Global consumers more fearful of cyber-attacks than physical crime
Global consumers more fearful of cyber-attacks than physical crime

Consumers around the globe are more worried about cyber-crime than physical world crime.

 

Recent research conducted by Sophos asked consumers about their awareness of prevalent cyber-threats. Despite harbouring concerns about cyber-crime, awareness of phishing and ransomware remains relatively low among those surveyed. The survey polled 1250 consumers in the UK, US, Germany, Austria and Switzerland.

 

Lack of security awareness puts others at risk, too. More than half (55 percent) of those surveyed said they advise someone else, such as a family member or friend, on keeping their computer protected from malware and hackers. Of these, 14 percent are not confident that they've properly backed up and could recover data after a security breach from a computer they look after for someone else.

 

Thirty-two percent of those who rely on someone else to handle their cyber-security are vulnerable to a data breach.

 

Nearly half of all those surveyed are not familiar with email phishing scams or view them as a low threat, despite phishing being the “gateway” to malicious online activity.

 

More than 30 percent of those surveyed are not familiar with ransomware or perceive it as a low threat, despite it being the most notorious and debilitating cyber-threat right now.

 

“People understand how to protect their home or car – they feel they've got the physical world covered.
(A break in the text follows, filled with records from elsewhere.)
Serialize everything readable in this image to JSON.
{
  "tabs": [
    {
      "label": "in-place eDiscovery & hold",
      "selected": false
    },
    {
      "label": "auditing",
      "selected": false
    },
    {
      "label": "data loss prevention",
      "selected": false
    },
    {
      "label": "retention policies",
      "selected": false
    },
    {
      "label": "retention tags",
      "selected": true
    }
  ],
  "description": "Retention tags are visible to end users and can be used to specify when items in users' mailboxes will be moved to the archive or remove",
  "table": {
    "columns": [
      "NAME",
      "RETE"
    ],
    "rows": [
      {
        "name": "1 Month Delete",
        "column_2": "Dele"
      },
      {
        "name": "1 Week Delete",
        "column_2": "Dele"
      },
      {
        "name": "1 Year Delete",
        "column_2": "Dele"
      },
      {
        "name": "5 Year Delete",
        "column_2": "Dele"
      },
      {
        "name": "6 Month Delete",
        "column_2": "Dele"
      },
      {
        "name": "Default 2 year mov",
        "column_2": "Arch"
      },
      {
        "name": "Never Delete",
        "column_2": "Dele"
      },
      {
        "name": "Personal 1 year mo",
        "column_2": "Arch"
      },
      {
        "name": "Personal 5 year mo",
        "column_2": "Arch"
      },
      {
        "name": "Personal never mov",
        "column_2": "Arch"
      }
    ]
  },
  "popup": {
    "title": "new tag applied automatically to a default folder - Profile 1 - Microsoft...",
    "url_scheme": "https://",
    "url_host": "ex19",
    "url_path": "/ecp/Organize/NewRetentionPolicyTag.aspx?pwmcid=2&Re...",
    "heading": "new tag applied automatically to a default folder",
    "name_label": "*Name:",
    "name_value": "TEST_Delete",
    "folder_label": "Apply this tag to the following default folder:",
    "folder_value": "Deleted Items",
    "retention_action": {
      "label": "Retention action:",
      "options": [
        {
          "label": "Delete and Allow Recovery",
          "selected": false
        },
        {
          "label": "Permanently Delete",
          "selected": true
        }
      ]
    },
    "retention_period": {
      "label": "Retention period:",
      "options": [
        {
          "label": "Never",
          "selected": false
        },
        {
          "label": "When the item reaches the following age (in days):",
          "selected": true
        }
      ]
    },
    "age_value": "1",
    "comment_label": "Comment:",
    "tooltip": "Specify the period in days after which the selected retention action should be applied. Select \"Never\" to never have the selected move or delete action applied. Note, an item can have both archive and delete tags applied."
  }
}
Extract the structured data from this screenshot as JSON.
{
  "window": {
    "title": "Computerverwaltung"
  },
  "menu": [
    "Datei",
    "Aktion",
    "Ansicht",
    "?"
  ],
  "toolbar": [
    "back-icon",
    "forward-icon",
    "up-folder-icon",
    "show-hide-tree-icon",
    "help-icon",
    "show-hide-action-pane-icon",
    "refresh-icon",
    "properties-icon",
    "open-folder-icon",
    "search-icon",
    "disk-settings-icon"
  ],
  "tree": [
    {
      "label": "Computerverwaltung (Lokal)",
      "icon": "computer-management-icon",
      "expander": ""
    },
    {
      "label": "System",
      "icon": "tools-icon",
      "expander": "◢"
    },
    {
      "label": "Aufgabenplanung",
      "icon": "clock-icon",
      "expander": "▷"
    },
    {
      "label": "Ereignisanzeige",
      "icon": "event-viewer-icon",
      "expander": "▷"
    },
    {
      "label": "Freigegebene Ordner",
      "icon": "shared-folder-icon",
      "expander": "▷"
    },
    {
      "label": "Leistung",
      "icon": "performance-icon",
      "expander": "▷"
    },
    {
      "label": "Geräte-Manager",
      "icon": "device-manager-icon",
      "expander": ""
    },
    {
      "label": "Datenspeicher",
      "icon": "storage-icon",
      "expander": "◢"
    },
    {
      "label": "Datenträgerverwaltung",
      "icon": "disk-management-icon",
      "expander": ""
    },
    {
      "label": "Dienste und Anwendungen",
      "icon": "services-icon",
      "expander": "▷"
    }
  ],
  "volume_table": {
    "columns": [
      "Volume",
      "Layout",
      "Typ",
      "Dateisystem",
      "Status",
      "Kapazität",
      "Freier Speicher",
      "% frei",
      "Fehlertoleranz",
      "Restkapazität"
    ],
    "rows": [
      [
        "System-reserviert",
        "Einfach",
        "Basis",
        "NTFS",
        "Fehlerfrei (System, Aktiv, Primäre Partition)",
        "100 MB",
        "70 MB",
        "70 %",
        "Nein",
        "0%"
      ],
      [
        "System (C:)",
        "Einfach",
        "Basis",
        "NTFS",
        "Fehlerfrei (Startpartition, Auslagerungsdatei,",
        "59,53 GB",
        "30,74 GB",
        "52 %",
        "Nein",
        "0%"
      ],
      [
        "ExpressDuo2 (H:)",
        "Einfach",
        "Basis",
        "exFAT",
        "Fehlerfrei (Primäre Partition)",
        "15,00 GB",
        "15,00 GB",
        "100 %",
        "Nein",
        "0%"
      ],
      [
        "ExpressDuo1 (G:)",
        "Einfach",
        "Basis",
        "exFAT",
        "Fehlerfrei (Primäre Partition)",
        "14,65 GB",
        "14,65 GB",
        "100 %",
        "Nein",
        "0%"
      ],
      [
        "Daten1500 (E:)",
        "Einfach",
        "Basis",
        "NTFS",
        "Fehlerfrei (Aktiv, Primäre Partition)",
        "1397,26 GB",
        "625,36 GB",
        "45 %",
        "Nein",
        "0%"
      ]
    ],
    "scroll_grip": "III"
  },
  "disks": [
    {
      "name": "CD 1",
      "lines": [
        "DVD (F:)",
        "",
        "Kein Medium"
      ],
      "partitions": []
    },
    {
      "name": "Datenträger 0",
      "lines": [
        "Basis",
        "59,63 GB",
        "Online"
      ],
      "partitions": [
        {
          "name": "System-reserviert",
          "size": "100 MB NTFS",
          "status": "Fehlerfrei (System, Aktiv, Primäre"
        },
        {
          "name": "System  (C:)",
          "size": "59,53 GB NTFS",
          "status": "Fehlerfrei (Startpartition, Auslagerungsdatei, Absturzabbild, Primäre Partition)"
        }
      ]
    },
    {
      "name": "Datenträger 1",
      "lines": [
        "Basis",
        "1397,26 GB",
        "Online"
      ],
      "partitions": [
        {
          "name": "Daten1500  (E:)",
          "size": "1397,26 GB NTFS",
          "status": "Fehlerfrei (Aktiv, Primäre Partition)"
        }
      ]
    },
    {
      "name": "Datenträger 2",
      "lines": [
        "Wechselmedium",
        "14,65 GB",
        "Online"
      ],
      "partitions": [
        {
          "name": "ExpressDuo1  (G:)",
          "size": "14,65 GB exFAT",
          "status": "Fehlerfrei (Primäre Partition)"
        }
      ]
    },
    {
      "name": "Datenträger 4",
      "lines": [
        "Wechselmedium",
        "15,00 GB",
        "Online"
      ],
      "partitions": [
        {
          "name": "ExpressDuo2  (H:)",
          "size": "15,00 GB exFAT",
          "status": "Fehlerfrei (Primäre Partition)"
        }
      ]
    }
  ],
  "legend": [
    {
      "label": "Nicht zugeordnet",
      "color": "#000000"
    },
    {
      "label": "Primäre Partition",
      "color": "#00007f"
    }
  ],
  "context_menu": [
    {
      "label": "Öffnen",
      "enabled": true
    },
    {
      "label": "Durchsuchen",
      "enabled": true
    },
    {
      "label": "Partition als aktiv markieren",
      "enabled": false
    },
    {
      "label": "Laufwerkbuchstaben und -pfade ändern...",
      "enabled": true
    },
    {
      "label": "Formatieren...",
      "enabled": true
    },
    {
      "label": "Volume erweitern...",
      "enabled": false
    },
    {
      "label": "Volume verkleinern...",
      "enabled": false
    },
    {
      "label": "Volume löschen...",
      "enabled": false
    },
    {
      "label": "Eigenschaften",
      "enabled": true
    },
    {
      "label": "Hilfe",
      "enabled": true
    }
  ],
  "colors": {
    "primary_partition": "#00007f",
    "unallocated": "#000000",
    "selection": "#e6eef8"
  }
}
Whereas cyber-criminals are invisible and the virtual crime world is unpredictable and complicated, especially when it comes to cyber-threats like phishing and ransomware,” said John Shaw, vice president, Enduser Security Group, Sophos.


“Attacks today usually start from legitimate websites that have been hacked – unbeknownst to the people visiting them – or from phishing – to lure consumers into opening dodgy documents or clicking malicious URLs. Once unwitting users have clicked, ransomware executes in the background and then locks and holds hostage your personal files, photos and other valuable data until you pay the criminals money.”